Der Tag im Skigebiet Mottolino zeigte uns ebenfalls das Potential des Gelände, obwohl wir das diesmal leider auf Grund des Schneemangels nicht ausprobieren konnten. Nach einer kurzen Eisklettersession mit den Guides war es auch schon bald Zeit für die Weinprobe. Die Weingüter Casa Vinicola Nera und Azienda Agricola Caven verwöhnten uns mit Köstlichkeiten aus den steilen Anbaugebieten des Valtellina, bevor es zum Nachtessen ins Restaurant Stalet ging. Nach gutem Wein und gutem Essen konnte dies nur noch eine geniale Pubnacht mit Livemusik toppen. Diese fanden wir im Marcos Pub. hier spielt so gut wie jeden Abend eine Liveband, mal chillig und mal zum anschnallen.
Den letzten Tag ließen wir alle ganz gemütlich bei einem ausgedehnten Frühstück angehen, bevor wir uns mit den Guides gen Klettersteig und Tiroline begaben. Es hatte einen besonderen Charm, denn über Nacht hatte es einige Zentimeter geschneit´und so wurde es eine Art Winterbesteigung im kombinierten Gelände. Wer dies alles überstanden hat, der sollte auf jeden Fall sein Lunch im agriturismo La Tresenda einnehmen und wenn es nur ein Espresso ist. Kleiner Tipp: nicht erstaunt sein wenn auf ein Mal ein Lama im Restaurant steht, denn Livigno ist immer für eine Überraschung gut.
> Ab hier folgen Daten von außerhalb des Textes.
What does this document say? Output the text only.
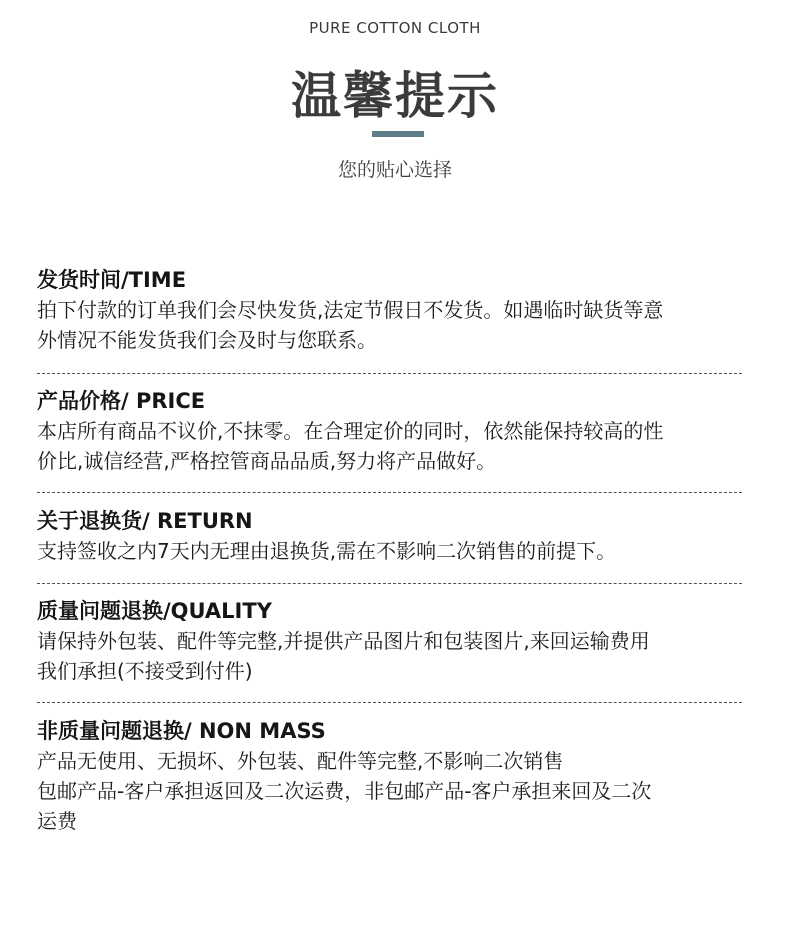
PURE COTTON CLOTH
温馨提示
您的贴心选择
发货时间/TIME
拍下付款的订单我们会尽快发货,法定节假日不发货。如遇临时缺货等意
外情况不能发货我们会及时与您联系。
产品价格/ PRICE
本店所有商品不议价,不抹零。在合理定价的同时，依然能保持较高的性
价比,诚信经营,严格控管商品品质,努力将产品做好。
关于退换货/ RETURN
支持签收之内7天内无理由退换货,需在不影响二次销售的前提下。
质量问题退换/QUALITY
请保持外包装、配件等完整,并提供产品图片和包装图片,来回运输费用
我们承担(不接受到付件)
非质量问题退换/ NON MASS
产品无使用、无损坏、外包装、配件等完整,不影响二次销售
包邮产品-客户承担返回及二次运费，非包邮产品-客户承担来回及二次
运费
Ich bedanke mich für die genialen Tage im Namen von PowderGuide bei der Tourismusorganisation Livigno (Martina), bei Georgia, bei den Guides Alberto, Davide und Francesco, sowie bei allen anderen die zu diesem tollen Erlebnis beigetragen haben.
Details:
Land: Italien (Zollfrei)
Homepage: https://www.livigno.eu/de/home-inverno
Einwohner: ca. 6.250
MüM: 1.816
Schlafen: Endlose Möglichkeiten, Hotel, Appartment, Couch surfing, Frau/Mann kennenlernen
Essen: Von Fastfood, bis Haut cuisine
Einkaufen: Neben Lebensmitteln in verschiedensten Läden, alles was den „gemeinen Shopper" glücklich macht
Aktivitäten: Freeride, Ski Alpin, Langlauf, Fatbike, Wellness/Erlebnisbad, Eisklettern, Heliski, Nachtkultur und gemütliches Beisammensein
Guides: http://guidealpine.info/, www.whitelineguides.com, www.valgoi.eu
Nicht verpassen: La Skieda das beste, verrückteste und einzigartigste Telemarkfestival on the planet. Diese Veranstaltung wäre ein eigener Artikel wert....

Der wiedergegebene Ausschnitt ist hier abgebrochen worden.